When your child has a tantrum, it’s a stressful moment for everyone involved. When the tantrum happens in public, it can be a nightmare for a parent. How can you handle this sudden uncontrolled outburst quickly and effectively? By keeping your head, and following a few simple steps.
- Assess the situation so that you can make a plan. The first thing to do is determine the cause of the meltdown. Is it a battle of wills over a toy or treat? Does your child have trouble with transitions? Decide how you’re going to handle the current crisis, but make a mental note of factors that might help you prevent being in this situation in the future.
- Plan to prevent tantrums from happening in the first place. Keeping children on a regular schedule for sleeping and eating, easing transitions by giving advance notice and creating little rituals, and avoiding situations where tantrums are likely can help stop them before they begin.

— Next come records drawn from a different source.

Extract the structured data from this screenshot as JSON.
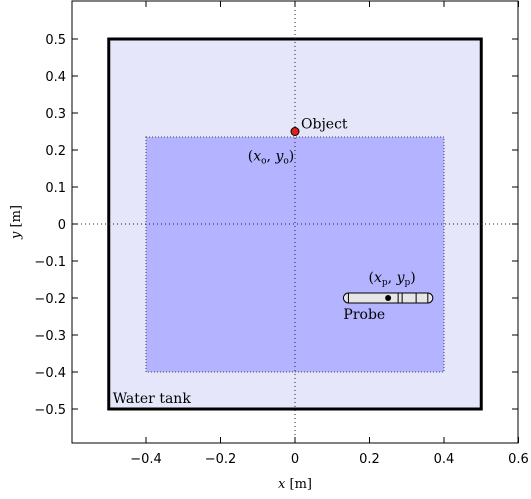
{
  "chart_data": {
    "type": "diagram",
    "xlabel": "x [m]",
    "ylabel": "y [m]",
    "xlim": [
      -0.6,
      0.6
    ],
    "ylim": [
      -0.6,
      0.6
    ],
    "x_ticks": [
      {
        "v": -0.4,
        "label": "−0.4"
      },
      {
        "v": -0.2,
        "label": "−0.2"
      },
      {
        "v": 0,
        "label": "0"
      },
      {
        "v": 0.2,
        "label": "0.2"
      },
      {
        "v": 0.4,
        "label": "0.4"
      },
      {
        "v": 0.6,
        "label": "0.6"
      }
    ],
    "y_ticks": [
      {
        "v": 0.5,
        "label": "0.5"
      },
      {
        "v": 0.4,
        "label": "0.4"
      },
      {
        "v": 0.3,
        "label": "0.3"
      },
      {
        "v": 0.2,
        "label": "0.2"
      },
      {
        "v": 0.1,
        "label": "0.1"
      },
      {
        "v": 0,
        "label": "0"
      },
      {
        "v": -0.1,
        "label": "−0.1"
      },
      {
        "v": -0.2,
        "label": "−0.2"
      },
      {
        "v": -0.3,
        "label": "−0.3"
      },
      {
        "v": -0.4,
        "label": "−0.4"
      },
      {
        "v": -0.5,
        "label": "−0.5"
      }
    ],
    "water_tank": {
      "label": "Water tank",
      "x": [
        -0.5,
        0.5
      ],
      "y": [
        -0.5,
        0.5
      ],
      "color": "#e6e6fa"
    },
    "scan_region": {
      "x": [
        -0.4,
        0.4
      ],
      "y": [
        -0.4,
        0.235
      ],
      "color": "#b3b3ff"
    },
    "object": {
      "label": "Object",
      "coord_label": "(x_o, y_o)",
      "x": 0,
      "y": 0.25,
      "color": "#dd2222"
    },
    "probe": {
      "label": "Probe",
      "coord_label": "(x_p, y_p)",
      "x": 0.25,
      "y": -0.2,
      "x_range": [
        0.13,
        0.37
      ]
    },
    "crosshair": {
      "x": 0,
      "y": 0
    }
  }
}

- Don’t try to make it a teachable moment . When a tantrum does occur, it’s not the time to try and teach a lesson. Once everyone is calm, cool, and collected, you can have a conversation about better ways to handle frustration.
- If it happens in public, take it somewhere else. One of the best ways to stop a tantrum in its tracks is to be prepared to abruptly change course yourself. You’re strolling through the store, and your child melts down? Scoop up your little one and walk out of the store. You’re in the middle of a meal at a restaurant and suddenly your kid is making a scene? A quick trip to the restroom may be in order. Sometimes, just removing the child from the situation is enough of a surprise to stop the tantrum. If not, be prepared to stand outside, wait in the car, or stay in the restroom until the situation is under control.
- Don’t negotiate with terrorists- or toddlers in a tantrum . It is imperative that you do not give in to a toddler who is throwing a tantrum. If you do, the message you send will be that meltdowns are effective, and a great way to “win”. Instead, ignore the child if possible, or speak so quietly that he or she has to stop making noise in order to hear you.
- Keep calm and carry on. Think about this: a toddler in meltdown mode is out of control, and that can be a scary feeling. If you can remain calm, you’re not only modeling good behavior, but also letting your child know that you’re in control.